Reference no: EM133061711
Question - In the late 1980s, Carsten Richter, from Germany, migrated to the United States, where he is now a citizen. A man of many talents and deep foresight, he has built a large fleet of oceangoing oil tankers during his stay in the United States. Now a wealthy man in his 60s, he resides in Aspen, Colorado, with his second wife, Gabriela, age 50. They have two sons, one in junior high and one a high-school freshman. For some time, Carsten has considered preparing a will to ensure that his estate will be property distributed when he dies. A survey of his estate reveals the following:
Ranch in Colorado $1,000,000
Condominium in Santa Barbara 800,000
House in Aspen 1,500,000
Franchise in ice cream stores 2,000,000
Stock in Google 5,000,000
Stock in Wal-Mart 1,000,000
Stock in Silver Mines International 3,000,000
Other assets 200,000
Total Assets $14,500,000
The house and the Silver Mines International shares are held in joint tenancy with his wife, but all other property is in his name alone. He desires that there be a separate fund of $1 million for his sons' education and that the balance of his estate be divided as follows: 40 percent to his sons; 40 percent to his wife, and 20 percent to given to other relatives, friends and charitable institutions.
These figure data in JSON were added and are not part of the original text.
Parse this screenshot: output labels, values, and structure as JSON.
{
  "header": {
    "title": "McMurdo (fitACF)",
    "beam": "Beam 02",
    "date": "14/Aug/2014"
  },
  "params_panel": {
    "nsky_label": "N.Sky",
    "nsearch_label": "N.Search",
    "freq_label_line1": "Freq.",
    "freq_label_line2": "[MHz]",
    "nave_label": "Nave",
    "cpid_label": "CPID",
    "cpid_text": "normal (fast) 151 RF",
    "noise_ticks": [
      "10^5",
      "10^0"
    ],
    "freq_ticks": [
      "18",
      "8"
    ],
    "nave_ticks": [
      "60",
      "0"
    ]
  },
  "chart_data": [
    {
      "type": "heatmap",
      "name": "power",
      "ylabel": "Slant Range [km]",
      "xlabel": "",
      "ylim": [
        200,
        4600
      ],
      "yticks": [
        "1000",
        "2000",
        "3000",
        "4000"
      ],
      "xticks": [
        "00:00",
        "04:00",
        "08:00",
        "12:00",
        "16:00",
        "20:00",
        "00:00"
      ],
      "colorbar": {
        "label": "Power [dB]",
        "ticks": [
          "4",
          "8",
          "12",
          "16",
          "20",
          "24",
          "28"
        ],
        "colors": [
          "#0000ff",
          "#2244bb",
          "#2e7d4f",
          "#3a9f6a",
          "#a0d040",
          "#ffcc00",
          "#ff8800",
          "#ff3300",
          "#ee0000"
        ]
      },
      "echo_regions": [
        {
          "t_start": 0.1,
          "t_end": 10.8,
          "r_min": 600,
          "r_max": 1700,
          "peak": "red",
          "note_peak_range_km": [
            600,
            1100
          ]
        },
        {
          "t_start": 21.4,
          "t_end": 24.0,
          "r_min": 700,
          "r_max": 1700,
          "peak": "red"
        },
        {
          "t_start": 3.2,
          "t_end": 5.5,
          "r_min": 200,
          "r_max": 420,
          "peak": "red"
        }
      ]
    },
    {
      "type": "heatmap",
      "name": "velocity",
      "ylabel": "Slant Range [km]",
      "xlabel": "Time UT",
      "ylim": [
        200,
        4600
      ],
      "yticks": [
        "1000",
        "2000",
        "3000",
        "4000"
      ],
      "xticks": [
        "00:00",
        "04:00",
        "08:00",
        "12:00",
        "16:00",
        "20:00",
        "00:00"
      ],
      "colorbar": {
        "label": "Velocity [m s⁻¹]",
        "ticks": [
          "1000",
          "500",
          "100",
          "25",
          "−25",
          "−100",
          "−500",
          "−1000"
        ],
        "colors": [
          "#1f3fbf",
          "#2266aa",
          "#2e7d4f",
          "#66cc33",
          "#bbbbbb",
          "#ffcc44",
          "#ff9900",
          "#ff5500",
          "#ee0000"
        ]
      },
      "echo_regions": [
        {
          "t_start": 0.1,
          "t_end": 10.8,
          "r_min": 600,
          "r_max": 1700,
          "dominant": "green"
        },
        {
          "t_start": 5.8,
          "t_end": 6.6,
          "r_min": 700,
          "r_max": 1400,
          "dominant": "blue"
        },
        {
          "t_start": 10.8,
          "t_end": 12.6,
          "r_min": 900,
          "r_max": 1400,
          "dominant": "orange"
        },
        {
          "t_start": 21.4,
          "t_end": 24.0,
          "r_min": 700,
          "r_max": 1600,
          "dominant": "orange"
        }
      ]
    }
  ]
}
He has scheduled an appointment for drafting his will with his attorney and close friend, Forrest Gauthier. Carsten would like to appoint Forrest, who is 70 years old and Carsten's cousin Heinrich Richter (a CPA) as co-executors. If one of them predeceases Carsten, he'd like First National Bank to serve as co-executor.
Does Carsten really need a will? Explain why or why not? What would happen to his estate if he were to die without a will?